Monroe County will again ask for proposals to expand internet service in the county, this time offering up to $5.25 million in financing.
Commissioners asked county attorney Ben Vaughn on Tuesday to come up with another request for proposals after some complained that the previous process was unclear.
The county had asked for proposals to expand internet last year offering $700,000 in sales tax funds for the project. Davy Reynolds of Bolingbroke was the lone respondent, offering to deliver fiber internet to all underserved areas for a $5 million loan.
But as the county moved forward with Reynolds, Forsyth Cable objected, saying it is extending fiber internet to the south end of the county. It has protested that it would have made a proposal if the county had offered $5 million in financing the first time. Forsyth Cable has also written letters to the state saying that Reynolds’ proposal is unrealistic. It appears now both parties will have the chance to submit new proposals.

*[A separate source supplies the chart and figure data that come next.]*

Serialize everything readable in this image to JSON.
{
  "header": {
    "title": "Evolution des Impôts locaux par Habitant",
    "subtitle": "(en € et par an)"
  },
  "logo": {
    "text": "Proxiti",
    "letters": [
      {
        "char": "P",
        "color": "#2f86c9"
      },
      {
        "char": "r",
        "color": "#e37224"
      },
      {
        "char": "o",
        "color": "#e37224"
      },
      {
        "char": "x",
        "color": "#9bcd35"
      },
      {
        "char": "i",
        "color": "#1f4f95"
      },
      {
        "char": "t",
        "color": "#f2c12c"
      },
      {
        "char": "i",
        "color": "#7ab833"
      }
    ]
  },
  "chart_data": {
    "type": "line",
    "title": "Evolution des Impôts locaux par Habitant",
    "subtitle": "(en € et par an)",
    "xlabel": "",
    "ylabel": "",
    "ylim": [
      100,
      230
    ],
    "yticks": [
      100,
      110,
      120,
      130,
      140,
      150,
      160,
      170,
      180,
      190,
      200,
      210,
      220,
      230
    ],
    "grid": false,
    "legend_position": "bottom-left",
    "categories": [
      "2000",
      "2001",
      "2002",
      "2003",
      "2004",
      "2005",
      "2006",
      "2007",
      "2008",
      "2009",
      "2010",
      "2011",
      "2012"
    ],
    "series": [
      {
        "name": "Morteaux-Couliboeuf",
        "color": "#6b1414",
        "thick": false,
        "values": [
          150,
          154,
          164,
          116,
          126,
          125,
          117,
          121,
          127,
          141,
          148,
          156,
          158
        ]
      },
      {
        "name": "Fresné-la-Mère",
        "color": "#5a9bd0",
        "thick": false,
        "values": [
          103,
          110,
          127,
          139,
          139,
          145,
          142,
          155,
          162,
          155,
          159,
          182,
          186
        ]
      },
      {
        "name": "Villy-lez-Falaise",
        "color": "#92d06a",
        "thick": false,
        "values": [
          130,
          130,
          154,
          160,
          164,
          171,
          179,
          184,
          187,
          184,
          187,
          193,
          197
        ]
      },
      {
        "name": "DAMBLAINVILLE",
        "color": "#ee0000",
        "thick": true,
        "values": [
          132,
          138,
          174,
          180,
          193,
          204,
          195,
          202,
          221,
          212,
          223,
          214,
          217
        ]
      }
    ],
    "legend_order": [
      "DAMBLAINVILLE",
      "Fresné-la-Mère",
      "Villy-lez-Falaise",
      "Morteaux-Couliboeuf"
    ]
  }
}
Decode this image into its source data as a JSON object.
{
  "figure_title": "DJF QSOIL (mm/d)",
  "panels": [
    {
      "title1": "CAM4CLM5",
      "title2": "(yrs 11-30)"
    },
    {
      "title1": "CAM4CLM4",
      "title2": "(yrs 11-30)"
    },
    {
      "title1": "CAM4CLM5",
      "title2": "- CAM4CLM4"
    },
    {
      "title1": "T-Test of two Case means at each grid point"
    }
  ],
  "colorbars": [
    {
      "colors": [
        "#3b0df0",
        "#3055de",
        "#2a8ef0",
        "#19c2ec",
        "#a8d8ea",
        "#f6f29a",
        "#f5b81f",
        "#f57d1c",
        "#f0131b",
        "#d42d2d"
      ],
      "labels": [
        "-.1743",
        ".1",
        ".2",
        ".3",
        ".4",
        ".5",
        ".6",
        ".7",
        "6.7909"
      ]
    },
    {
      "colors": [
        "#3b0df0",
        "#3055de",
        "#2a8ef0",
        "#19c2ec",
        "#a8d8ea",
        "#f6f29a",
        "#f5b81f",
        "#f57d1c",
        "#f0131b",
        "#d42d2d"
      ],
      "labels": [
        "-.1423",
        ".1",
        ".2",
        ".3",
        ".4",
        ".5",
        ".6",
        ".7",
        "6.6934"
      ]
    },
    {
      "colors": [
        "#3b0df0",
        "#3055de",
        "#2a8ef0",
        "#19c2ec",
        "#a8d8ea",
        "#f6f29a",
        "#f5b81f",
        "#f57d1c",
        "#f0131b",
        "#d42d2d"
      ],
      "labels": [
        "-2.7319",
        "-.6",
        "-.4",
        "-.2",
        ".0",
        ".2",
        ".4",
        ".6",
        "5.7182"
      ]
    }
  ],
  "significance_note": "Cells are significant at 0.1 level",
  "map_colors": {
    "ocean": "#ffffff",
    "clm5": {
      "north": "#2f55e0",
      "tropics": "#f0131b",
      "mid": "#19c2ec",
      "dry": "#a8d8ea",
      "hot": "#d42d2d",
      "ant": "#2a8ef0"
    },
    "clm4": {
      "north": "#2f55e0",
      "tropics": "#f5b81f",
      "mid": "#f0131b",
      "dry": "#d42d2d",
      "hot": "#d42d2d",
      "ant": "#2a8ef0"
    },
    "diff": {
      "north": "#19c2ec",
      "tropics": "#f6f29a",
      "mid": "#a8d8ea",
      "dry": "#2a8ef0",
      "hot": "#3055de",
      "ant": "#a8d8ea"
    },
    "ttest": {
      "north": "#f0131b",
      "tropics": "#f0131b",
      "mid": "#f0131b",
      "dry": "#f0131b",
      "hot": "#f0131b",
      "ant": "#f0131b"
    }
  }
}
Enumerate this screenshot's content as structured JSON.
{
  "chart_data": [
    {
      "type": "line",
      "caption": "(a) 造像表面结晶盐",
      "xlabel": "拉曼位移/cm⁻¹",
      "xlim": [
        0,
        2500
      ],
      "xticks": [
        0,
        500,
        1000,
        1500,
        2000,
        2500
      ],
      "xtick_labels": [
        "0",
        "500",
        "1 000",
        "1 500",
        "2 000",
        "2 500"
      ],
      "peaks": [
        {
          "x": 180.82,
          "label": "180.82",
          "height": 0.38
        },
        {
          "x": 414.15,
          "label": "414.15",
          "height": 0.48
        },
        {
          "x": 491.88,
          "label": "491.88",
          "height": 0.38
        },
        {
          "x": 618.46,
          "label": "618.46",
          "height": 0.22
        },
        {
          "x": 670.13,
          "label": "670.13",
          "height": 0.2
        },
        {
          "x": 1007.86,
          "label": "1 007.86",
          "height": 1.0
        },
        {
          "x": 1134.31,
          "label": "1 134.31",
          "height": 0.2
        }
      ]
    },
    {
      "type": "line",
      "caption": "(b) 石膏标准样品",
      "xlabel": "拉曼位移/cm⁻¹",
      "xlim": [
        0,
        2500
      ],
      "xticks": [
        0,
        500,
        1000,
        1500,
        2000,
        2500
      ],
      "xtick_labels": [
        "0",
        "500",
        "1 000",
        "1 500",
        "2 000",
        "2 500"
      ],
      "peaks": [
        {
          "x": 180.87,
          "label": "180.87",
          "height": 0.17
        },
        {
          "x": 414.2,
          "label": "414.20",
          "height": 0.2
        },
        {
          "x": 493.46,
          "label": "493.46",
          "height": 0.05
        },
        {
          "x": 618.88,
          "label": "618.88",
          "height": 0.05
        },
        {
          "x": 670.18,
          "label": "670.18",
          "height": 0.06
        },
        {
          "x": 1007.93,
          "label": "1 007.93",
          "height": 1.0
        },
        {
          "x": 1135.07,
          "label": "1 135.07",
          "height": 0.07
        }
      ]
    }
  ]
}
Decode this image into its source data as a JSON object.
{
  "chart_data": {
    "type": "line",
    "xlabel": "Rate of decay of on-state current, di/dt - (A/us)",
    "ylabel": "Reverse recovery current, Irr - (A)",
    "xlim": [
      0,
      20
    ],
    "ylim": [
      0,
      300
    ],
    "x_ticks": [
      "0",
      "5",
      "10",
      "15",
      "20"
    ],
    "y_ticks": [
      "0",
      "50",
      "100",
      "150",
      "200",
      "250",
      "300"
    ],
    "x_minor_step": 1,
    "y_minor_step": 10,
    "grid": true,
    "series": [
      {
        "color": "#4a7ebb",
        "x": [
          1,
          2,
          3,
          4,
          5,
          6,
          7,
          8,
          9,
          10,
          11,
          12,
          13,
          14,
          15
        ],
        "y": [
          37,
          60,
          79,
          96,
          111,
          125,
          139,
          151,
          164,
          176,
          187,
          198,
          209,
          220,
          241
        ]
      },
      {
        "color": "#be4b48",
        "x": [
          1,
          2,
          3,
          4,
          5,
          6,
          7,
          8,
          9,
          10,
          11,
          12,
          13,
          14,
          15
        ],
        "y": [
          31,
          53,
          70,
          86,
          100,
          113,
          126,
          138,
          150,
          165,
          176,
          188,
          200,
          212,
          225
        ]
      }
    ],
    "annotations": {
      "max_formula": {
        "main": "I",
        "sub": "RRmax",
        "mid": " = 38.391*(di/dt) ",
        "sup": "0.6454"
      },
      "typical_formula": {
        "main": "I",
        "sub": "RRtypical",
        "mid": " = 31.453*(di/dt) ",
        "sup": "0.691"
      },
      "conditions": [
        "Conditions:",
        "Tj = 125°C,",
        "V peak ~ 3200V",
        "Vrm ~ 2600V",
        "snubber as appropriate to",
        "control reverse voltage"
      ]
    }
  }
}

Forsyth Cable is expected soon to borrow $14 million from the U.S. Department of Agriculture for internet expansion, and has said it wants to have the same opportunity to expand internet service in Monroe County.
Ambrose and Emami went to Jefferson County, Ga. this spring to check out Reynolds’ efforts there to do the same thing he’s proposing here. Ambrose came away impressed, saying they have a GPS-guided trencher that allows them to lay down fiber cable at a mile an hour. One difference is there’s a private company, Zoom, in Jefferson County funding the internet expansion so the county doesn’t have to get involved there.
Monroe County’s plan called for it to loan Reynolds about $5 million to extend fiber over 329 miles to under-served Monroe County homes. Monroe County homes could subscribe to Reynolds’ fiber internet service for a one-time fee of $180 and then would pay $69.99 per month for 50 Megs of speed or $99.99 per month for 100 megs. Customers could also get Reynolds’ TV cable and telephone service. In turn Reynolds would pay back the $5 million over 5-10 years, using about 35 percent of net revenues. Once the bond is paid off, Reynolds would continue to collect $120 per year from customers to pay the county an estimated $126,000 in new revenue annually.
Meanwhile, the state released a map this week showing large swaths of Monroe County are still underserved by internet. County attorney Ben Vaughn said the Regional Commission can review the map and make sure it’s accurate before the county seeks proposals again.
While Emami and Ambrose support financing internet expansion, chairman Greg Tapley and commissioner Larry Evans have said they don’t.
“I don’t feel the urgency of it,” said Evans.
“I know you don’t,” retorted Emami, “that’s the problem.”
That makes commissioner Eddie Rowland the swing vote on whether the county finances internet expansion.